While rising energy costs have impacted countries across Europe - driven by Russia’s war with Ukraine and by corporate speculation and profiteering - the UK has seen one of the sharpest impacts on energy affordability and the cost of living, particularly for low income households. This reflects a number of structural problems with our economy, including a heavy reliance on imported gas for heating and electricity generation; a fragmented and highly extractive private energy sector; a lack of gas storage facilities; and poorly insulated housing stock.
The Government’s Energy Price Guarantee freezes energy bills at their current levels until April, but energy bills are still unaffordable for millions of households, and the freeze does nothing to address the underlying structural problems that have left the UK so acutely exposed to soaring global gas prices, or to help our economy transition to a more sustainable and resilient energy system.
To really guarantee affordable, clean energy for all in the long term, we need a different approach.
To help with affordability in the short-term, the Government could reform the way that energy is priced so that everyone’s basic energy needs can always be met. This could take the form of a free energy entitlement scheme, where households receive a certain amount of energy for free, with higher usage charged at a higher rate.

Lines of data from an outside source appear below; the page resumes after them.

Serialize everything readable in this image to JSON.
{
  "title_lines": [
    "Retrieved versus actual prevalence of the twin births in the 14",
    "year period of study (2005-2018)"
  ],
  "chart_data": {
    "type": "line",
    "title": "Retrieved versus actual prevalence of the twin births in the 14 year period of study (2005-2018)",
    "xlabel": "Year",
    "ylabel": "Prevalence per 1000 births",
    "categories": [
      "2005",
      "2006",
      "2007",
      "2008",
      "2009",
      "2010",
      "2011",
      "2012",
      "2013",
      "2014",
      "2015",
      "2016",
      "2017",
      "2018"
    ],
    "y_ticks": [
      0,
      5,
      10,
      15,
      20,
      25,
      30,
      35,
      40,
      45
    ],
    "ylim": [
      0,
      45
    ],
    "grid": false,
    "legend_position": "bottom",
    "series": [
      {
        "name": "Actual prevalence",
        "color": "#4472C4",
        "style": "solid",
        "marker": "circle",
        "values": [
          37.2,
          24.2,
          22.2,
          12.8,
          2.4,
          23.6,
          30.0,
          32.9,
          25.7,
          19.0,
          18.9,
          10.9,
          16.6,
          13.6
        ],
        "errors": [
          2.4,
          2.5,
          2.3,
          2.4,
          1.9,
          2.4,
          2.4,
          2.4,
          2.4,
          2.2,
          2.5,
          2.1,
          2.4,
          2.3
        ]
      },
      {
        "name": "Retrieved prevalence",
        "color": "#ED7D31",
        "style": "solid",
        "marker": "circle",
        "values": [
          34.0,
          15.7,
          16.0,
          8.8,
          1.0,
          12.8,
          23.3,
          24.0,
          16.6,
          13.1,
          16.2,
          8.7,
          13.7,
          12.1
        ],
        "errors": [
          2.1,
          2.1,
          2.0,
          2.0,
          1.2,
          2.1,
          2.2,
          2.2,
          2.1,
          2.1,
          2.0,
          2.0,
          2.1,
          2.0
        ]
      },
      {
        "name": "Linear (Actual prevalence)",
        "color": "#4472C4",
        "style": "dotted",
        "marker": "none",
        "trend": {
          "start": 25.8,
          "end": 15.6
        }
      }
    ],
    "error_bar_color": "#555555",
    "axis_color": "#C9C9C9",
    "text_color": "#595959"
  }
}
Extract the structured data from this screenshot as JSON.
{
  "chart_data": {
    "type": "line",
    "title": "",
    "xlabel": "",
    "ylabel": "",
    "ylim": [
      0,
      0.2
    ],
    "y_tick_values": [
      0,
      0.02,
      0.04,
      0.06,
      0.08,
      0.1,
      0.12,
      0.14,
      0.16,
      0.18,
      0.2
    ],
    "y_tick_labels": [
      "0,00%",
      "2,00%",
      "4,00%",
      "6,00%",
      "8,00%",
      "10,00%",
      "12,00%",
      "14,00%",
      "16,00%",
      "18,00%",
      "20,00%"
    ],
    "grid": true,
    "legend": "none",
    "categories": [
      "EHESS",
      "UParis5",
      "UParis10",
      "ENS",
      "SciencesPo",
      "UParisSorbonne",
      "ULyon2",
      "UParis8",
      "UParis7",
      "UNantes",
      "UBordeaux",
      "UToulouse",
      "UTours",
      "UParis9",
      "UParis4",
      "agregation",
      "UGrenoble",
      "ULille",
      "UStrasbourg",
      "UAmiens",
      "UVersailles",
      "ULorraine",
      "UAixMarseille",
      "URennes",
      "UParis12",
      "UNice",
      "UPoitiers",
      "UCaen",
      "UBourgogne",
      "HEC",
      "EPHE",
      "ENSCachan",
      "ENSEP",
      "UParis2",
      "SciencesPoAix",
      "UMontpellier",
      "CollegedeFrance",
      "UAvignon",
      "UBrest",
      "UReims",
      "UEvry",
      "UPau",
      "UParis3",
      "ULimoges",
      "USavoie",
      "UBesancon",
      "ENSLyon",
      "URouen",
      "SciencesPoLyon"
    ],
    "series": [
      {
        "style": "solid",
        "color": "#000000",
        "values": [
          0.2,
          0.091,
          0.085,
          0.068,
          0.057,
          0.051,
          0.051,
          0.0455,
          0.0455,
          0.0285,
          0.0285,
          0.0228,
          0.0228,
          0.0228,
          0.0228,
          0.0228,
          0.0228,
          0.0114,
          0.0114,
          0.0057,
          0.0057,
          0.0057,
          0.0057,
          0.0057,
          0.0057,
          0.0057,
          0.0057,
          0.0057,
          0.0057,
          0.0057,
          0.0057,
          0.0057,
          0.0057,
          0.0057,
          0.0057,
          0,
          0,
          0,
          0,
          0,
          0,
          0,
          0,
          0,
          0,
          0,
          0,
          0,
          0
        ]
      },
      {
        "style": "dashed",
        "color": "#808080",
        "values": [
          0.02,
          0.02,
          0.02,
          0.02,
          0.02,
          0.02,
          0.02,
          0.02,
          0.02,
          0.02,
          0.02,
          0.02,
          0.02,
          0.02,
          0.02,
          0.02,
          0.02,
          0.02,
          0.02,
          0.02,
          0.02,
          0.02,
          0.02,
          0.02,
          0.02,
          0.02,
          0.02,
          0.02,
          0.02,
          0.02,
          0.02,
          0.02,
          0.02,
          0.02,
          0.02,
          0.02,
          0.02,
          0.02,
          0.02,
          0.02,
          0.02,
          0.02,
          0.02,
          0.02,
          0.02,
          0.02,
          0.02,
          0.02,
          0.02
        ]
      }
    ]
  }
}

To guarantee access to clean affordable energy in the long term we need to reform our broken energy market, with an end to profiteering and a much faster roll out of clean energy which would help reduce people’s bills. To facilitate this, the Government could play a bigger role in the energy market, boosting investment in renewables, setting up a public renewables company, and taking the energy retail and network companies back into public ownership to ensure the market is operating in the public interest.